In the future articles I will propose solution to the string Intern Pool problem and create a custom pool that's preallocated on LOH and does not fragment memory and will explore the possibilities and consequences of such pool (flexibility suffers a bit).

There are much more string hazards regarding costly allocations and non optimal design choices for high frequency uses, and hell even the Intern operation has it's problems (for example object.ReferenceEquals("str" + 1 , "str" + 1) will return false), but that again is out the scope of this article, and we will leave them for future.

4 comments:

Anonymous said...

Why is your first example causing LOH fragmentation? It seems that the only objects you're allocating on the LOH are intern strings so no blocks are supposed to be freed and I would expect there to be contiguous blocks belonging to the string pool and no fragmentation.

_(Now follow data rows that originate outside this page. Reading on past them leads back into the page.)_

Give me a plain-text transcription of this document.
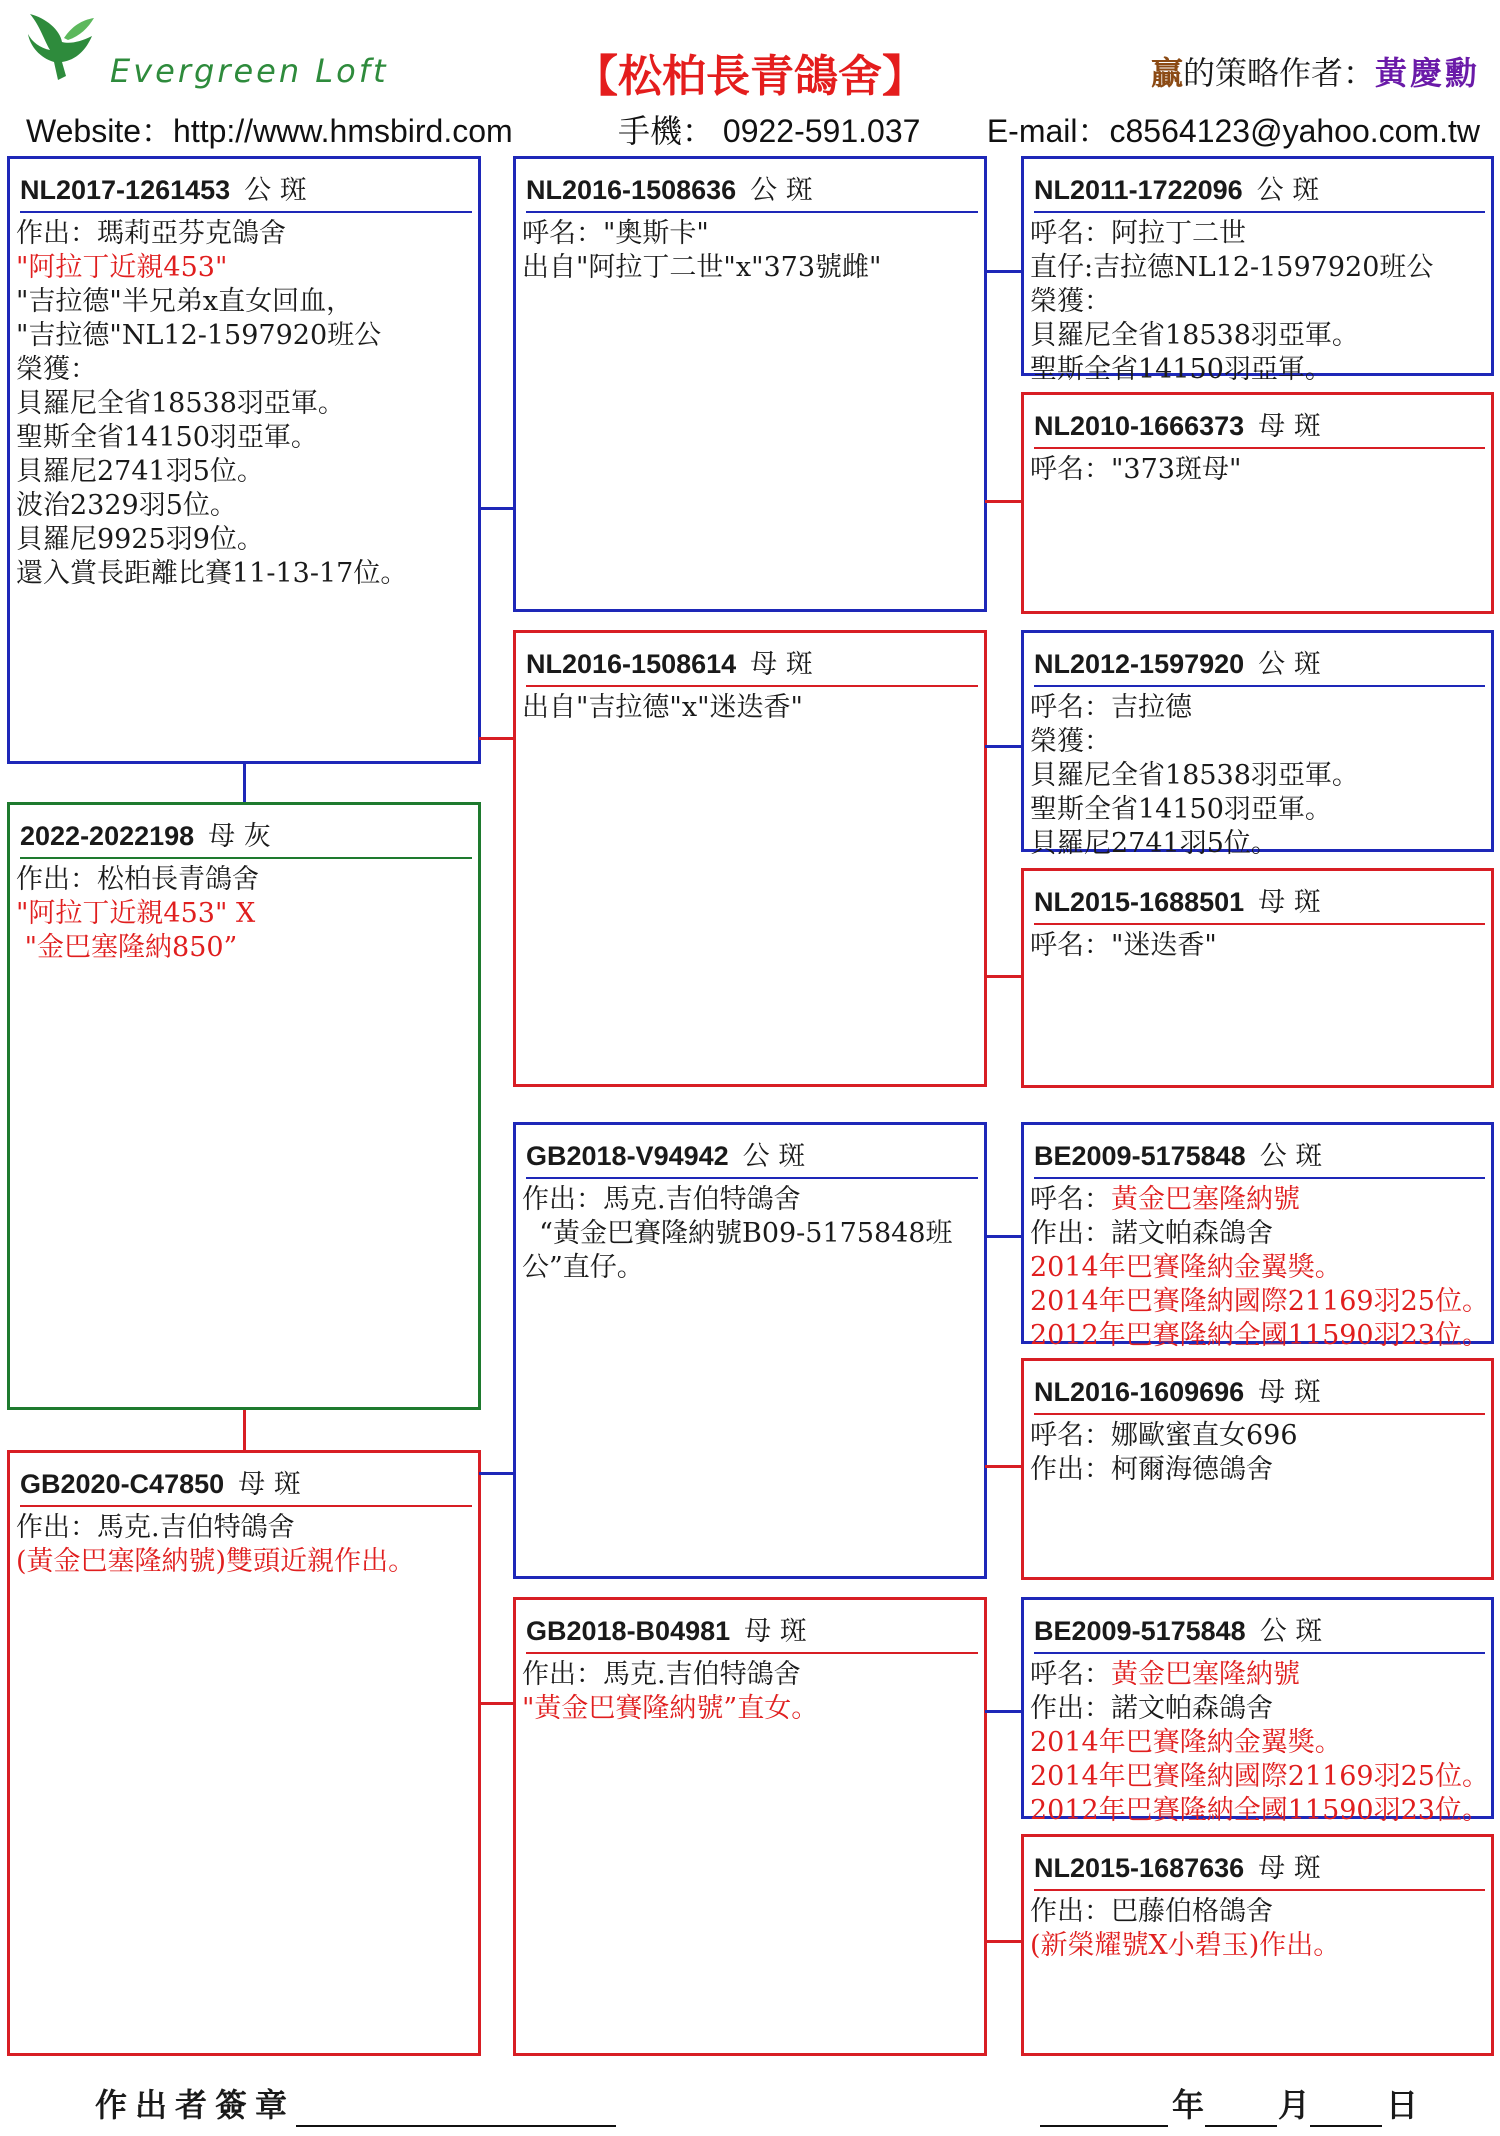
Evergreen Loft	【松柏長青鴿舍】	贏的策略作者：黃慶勳
Website：http://www.hmsbird.com	手機： 0922-591.037 E-mail：c8564123@yahoo.com.tw
NL2017-1261453 公 斑
作出：瑪莉亞芬克鴿舍
"阿拉丁近親453"
"吉拉德"半兄弟x直女回血，
"吉拉德"NL12-1597920班公
榮獲：
貝羅尼全省18538羽亞軍。
聖斯全省14150羽亞軍。
貝羅尼2741羽5位。
波治2329羽5位。
貝羅尼9925羽9位。
還入賞長距離比賽11-13-17位。
2022-2022198 母 灰
作出：松柏長青鴿舍
"阿拉丁近親453" X
"金巴塞隆納850”
GB2020-C47850 母 斑
作出：馬克.吉伯特鴿舍
(黃金巴塞隆納號)雙頭近親作出。
NL2016-1508636 公 斑
呼名："奧斯卡"
出自"阿拉丁二世"x"373號雌"
NL2016-1508614 母 斑
出自"吉拉德"x"迷迭香"
GB2018-V94942 公 斑
作出：馬克.吉伯特鴿舍
“黃金巴賽隆納號B09-5175848班公”直仔。
GB2018-B04981 母 斑
作出：馬克.吉伯特鴿舍
"黃金巴賽隆納號”直女。
NL2011-1722096 公 斑
呼名：阿拉丁二世
直仔:吉拉德NL12-1597920班公
榮獲：
貝羅尼全省18538羽亞軍。
聖斯全省14150羽亞軍。
NL2010-1666373 母 斑
呼名："373斑母"
NL2012-1597920 公 斑
呼名：吉拉德
榮獲：
貝羅尼全省18538羽亞軍。
聖斯全省14150羽亞軍。
貝羅尼2741羽5位。
NL2015-1688501 母 斑
呼名："迷迭香"
BE2009-5175848 公 斑
呼名：黃金巴塞隆納號
作出：諾文帕森鴿舍
2014年巴賽隆納金翼獎。
2014年巴賽隆納國際21169羽25位。
2012年巴賽隆納全國11590羽23位。
NL2016-1609696 母 斑
呼名：娜歐蜜直女696
作出：柯爾海德鴿舍
BE2009-5175848 公 斑
呼名：黃金巴塞隆納號
作出：諾文帕森鴿舍
2014年巴賽隆納金翼獎。
2014年巴賽隆納國際21169羽25位。
2012年巴賽隆納全國11590羽23位。
NL2015-1687636 母 斑
作出：巴藤伯格鴿舍
(新榮耀號X小碧玉)作出。
作出者簽章	年 月 日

Bartosz Adamczewski said...

@Anonymous Like you see this is not the case here, and you are right that this sort of fragmentation should not happen in this example but as the Intern blocks expand some of the EE (Execution Engine) internal structures get deallocated thus leaving an empty space, most notably this would be EEStringData that needs to be recreated when adding a new Intern string.

The other thing is that Intern strings use m_pStringLiteralMap which is a hash map where the buckets are contained in a linked list way thus the entire memory will not be allocated at the start but it seams that it actually reserves some free space for new buckets.

Another thing is that some internal structures don't create GC handles or even notify and type of allocator that they do so it might be that GC simply does not know that the free space is not actually free.

And last but least the hashtable can be rehashed and the rehashing allocation code in CLR is a bit ... well funky thus the pointer to the new bucket table is offset-ed, this might be a bug or simply the hash bucket array reserves some space for not yet created buckets in the array.

Bartosz Adamczewski said...

@Anonymous,

To be 100% sure what happens one would need to debug the CLR (which I might do some day) still I don't actually think that this is some kind of a bug as this would been fixed some time ago but it's not.

Anonymous said...

@Bartosz Thanks for the reply, makes sense.